- The paper introduces a lightweight, context-free framework that reduces computational overhead by using simple convolutions and streamlined post-processing.
- It employs an innovative linear point-wise decoder for character recognition, achieving up to 25 FPS on GPUs while maintaining high accuracy.
- The approach is optimized for mobile deployment, demonstrating less than 100ms processing time on an iPhone 11 Pro for real-time text spotting.
Context-Free TextSpotter for Real-Time and Mobile End-to-End Text Detection and Recognition
Introduction
The presented work introduces Context-Free TextSpotter, an innovative framework for scene-text recognition designed with mobile and real-time applications in mind. Unlike traditional End-to-End (E2E) text spotting methods, which depend on complex and computationally intensive components such as feature extractors and sequence modeling, Context-Free TextSpotter incorporates simple convolutions and streamlined post-processing operations.
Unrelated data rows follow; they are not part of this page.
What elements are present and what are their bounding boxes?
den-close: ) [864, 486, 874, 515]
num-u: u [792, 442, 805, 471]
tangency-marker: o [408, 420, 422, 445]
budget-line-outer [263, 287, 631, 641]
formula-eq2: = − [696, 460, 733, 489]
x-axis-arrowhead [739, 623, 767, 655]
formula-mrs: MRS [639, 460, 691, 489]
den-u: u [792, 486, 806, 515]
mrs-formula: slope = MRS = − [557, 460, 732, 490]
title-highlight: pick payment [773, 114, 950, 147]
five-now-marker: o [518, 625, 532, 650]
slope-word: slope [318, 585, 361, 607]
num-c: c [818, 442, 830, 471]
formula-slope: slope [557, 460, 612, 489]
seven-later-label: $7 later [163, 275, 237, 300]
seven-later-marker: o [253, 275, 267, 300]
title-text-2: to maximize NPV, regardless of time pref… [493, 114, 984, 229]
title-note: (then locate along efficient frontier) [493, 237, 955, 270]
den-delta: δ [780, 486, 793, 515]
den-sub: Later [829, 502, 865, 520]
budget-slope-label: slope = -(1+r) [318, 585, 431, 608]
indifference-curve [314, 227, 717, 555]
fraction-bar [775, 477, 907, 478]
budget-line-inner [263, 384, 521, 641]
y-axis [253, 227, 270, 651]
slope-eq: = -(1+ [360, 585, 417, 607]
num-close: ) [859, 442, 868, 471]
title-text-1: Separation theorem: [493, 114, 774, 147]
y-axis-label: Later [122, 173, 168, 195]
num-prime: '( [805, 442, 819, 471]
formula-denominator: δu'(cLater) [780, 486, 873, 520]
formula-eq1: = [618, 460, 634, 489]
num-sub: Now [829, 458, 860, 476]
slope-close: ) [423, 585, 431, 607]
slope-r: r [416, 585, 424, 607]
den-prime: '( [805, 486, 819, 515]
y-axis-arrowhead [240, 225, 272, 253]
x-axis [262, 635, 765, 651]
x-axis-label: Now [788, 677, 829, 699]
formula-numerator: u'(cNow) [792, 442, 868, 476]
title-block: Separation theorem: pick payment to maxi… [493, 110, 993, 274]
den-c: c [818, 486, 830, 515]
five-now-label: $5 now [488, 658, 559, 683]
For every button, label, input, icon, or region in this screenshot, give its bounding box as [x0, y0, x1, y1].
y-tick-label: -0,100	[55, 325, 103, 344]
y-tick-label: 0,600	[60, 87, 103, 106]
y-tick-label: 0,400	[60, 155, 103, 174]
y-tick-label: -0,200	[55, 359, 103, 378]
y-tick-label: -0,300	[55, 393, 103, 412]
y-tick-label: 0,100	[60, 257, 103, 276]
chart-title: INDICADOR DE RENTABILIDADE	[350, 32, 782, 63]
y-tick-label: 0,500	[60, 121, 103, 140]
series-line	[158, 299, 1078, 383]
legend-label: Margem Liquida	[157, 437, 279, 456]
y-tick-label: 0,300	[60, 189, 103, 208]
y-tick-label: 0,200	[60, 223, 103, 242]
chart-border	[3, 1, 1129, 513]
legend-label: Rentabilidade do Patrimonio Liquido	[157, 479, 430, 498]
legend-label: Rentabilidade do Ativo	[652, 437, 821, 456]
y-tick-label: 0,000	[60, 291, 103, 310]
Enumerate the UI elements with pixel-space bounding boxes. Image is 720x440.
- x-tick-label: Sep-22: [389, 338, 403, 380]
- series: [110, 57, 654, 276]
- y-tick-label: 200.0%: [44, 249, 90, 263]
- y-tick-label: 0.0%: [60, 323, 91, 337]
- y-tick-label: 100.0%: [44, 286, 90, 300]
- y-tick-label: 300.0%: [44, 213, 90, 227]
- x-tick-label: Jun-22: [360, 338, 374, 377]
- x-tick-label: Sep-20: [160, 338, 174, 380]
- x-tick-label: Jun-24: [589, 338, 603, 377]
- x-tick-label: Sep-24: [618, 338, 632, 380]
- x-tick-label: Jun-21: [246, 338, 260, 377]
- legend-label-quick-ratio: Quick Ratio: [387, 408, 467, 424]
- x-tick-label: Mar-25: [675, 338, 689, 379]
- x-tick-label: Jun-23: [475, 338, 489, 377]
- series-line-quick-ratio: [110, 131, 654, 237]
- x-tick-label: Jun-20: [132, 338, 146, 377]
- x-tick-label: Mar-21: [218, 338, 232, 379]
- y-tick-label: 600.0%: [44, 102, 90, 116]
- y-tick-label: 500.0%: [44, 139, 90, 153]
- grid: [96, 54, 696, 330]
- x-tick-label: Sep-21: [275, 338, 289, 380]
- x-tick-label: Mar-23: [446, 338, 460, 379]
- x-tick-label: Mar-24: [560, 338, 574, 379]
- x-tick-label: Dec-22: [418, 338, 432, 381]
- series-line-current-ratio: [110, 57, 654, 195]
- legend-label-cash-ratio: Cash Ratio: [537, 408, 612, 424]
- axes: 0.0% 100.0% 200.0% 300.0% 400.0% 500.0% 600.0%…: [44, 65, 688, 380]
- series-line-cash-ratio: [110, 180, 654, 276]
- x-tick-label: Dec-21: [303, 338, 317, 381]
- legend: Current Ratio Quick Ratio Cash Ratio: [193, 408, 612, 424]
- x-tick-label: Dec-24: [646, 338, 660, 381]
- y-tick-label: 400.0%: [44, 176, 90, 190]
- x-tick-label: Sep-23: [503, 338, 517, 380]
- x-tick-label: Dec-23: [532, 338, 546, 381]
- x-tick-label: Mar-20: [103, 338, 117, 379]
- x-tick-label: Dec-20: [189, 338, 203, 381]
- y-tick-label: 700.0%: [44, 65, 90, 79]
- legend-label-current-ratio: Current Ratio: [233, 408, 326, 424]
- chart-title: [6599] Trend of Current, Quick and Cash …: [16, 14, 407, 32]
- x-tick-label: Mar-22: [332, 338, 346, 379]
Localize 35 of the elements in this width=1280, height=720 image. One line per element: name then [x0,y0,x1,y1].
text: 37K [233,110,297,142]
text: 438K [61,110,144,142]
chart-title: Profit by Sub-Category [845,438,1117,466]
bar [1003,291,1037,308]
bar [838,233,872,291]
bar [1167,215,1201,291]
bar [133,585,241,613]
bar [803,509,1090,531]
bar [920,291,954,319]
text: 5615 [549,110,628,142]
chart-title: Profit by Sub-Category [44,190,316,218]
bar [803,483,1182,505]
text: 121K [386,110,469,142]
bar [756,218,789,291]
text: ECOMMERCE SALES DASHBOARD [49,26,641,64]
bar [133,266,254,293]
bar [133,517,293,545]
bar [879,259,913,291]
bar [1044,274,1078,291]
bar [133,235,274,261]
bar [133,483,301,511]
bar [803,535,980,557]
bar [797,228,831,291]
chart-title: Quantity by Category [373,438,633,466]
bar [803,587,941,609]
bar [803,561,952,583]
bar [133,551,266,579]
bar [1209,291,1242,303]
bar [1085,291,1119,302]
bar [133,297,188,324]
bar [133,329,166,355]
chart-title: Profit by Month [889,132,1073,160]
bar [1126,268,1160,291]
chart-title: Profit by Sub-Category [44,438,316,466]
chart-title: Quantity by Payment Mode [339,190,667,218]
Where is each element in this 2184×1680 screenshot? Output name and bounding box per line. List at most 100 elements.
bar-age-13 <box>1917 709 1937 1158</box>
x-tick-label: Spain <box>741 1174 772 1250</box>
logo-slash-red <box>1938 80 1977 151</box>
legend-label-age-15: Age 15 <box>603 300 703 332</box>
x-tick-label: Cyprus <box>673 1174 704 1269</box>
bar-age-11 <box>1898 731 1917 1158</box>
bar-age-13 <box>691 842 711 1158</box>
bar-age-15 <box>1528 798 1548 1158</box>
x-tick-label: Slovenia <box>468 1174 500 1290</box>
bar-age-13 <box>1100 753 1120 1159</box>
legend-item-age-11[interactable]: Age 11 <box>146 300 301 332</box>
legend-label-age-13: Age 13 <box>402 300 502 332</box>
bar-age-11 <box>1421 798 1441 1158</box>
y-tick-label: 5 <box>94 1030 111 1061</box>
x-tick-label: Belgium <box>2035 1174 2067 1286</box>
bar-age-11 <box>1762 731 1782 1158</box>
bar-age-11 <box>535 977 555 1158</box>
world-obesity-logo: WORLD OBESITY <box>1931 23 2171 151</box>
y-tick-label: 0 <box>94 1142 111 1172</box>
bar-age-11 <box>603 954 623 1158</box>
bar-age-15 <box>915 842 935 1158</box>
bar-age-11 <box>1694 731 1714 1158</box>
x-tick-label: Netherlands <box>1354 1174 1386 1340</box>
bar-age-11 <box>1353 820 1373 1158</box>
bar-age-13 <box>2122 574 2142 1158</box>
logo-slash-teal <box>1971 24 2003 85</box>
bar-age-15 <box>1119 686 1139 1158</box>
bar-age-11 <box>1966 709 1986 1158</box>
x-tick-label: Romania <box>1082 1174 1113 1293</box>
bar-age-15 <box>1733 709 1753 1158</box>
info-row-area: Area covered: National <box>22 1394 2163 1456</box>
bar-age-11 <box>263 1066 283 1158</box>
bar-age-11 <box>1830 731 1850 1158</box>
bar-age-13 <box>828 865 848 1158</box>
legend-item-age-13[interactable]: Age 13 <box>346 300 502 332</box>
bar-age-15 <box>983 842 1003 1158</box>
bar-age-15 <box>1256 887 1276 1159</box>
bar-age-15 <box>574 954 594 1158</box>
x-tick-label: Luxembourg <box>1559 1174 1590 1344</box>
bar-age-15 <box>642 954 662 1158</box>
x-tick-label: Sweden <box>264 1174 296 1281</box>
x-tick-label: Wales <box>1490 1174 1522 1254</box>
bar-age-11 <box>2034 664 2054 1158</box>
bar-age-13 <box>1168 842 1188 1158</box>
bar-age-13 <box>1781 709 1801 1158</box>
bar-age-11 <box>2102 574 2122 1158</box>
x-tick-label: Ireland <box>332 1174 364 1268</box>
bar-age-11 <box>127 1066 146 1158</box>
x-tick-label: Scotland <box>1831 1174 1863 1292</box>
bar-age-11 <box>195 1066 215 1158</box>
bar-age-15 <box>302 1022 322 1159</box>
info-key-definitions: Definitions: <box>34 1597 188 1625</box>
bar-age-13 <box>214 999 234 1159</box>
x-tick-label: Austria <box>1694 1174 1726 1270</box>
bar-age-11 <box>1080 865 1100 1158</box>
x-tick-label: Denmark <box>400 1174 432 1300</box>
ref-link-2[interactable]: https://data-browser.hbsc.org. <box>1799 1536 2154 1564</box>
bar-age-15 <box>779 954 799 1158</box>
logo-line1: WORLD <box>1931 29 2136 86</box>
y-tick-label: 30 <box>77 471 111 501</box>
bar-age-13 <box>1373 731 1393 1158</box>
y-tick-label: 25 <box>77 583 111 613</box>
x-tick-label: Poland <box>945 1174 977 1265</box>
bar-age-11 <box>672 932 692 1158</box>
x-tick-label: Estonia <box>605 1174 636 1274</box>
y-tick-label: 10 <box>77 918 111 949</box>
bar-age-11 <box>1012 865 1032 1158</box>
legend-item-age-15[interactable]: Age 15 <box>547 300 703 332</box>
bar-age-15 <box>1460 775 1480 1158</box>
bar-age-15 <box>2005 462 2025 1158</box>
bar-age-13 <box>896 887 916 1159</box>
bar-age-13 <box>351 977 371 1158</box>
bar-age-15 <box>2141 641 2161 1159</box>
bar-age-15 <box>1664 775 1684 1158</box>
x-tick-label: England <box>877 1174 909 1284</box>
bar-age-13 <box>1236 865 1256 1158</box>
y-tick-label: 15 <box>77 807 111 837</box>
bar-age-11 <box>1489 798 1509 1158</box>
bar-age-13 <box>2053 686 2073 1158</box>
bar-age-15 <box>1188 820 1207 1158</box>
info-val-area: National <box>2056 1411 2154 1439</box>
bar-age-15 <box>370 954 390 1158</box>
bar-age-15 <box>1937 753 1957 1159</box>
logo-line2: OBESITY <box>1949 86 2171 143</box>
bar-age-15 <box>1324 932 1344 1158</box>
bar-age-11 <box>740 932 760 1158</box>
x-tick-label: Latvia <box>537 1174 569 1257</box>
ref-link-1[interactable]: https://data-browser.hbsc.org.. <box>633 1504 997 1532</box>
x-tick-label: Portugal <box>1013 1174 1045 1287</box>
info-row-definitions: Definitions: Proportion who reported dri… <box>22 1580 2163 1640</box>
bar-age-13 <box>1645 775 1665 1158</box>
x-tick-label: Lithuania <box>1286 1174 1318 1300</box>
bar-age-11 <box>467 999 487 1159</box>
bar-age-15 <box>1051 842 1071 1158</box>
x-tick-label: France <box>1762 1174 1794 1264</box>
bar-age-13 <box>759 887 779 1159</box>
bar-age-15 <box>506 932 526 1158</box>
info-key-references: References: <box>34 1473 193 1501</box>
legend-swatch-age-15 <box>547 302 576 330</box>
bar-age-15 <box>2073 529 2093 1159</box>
This design choice aims to reduce computational overhead, making it suitable for deployment on devices with limited resources, such as smartphones.
System Architecture
The Context-Free TextSpotter is engineered around three key components:
- Feature Extraction: Utilizing a lightweight U-Net architecture built on CSP-PeleeNet, the system efficiently extracts features without compromising on performance scalability.
- Character and Text-Box Detection: This component leverages heat-map based techniques inspired by CRAFT, employing region and affinity maps to localize character positions and text boxes.
- Character Decoding: The innovative linear point-wise decoder performs classification of character points, offering a space and time-efficient alternative to semantic-segmentation-based methods.
Figure 1: Recognition quality vs. speed in scene text spotters, evaluated with a GPU.
Methodology
Text-Box and Character Detection
The method adopts segment-based character and text-box detection using region and affinity maps, facilitating the localization of connected text components. This choice supports the minimalistic design as it allows character spotting without complex geometric transformations.
Figure 2: Differing characteristics of small and large texts affect labeling-based and peak-detection-based approaches differently.
Character Decoder
The linear point-wise decoder extracts feature vectors at detected character points, applying a linear transformation to classify these points. This approach consumes significantly less memory and computation, especially beneficial when recognizing large character sets like Latin or Chinese scripts.
Figure 3: Comparison between semantic-segmentation-based character decoding and our linear point-wise decoding.
Experimental Evaluations
Evaluations on datasets such as ICDAR2013 and ICDAR2015 confirm that Context-Free TextSpotter outperforms existing models in terms of inference speed and parameter efficiency, achieving up to 25 FPS on GPUs with high accuracy levels for text spotting tasks.
Figure 4: Text spotting results with Context-Free TextSpotter.
Mobile Deployment Considerations
Testing performed on an iPhone 11 Pro demonstrates that the model maintains adequate performance on mobile hardware. The model achieves less than 100ms processing time using the Neural Engine, highlighting its suitability for real-time mobile applications.
Figure 5: On-device Benchmarking with iPhone 11 Pro.
Conclusion
The Context-Free TextSpotter represents a significant step forward in enabling efficient and scalable scene-text recognition on mobile platforms. By foregoing the complexities of traditional methods and focusing on a streamlined convolutional approach, it provides a practical solution for real-time text detection and recognition applications on resource-constrained devices. Future developments may explore enhancements in language modeling and lexicon integration to further improve accuracy and robustness across differing script systems.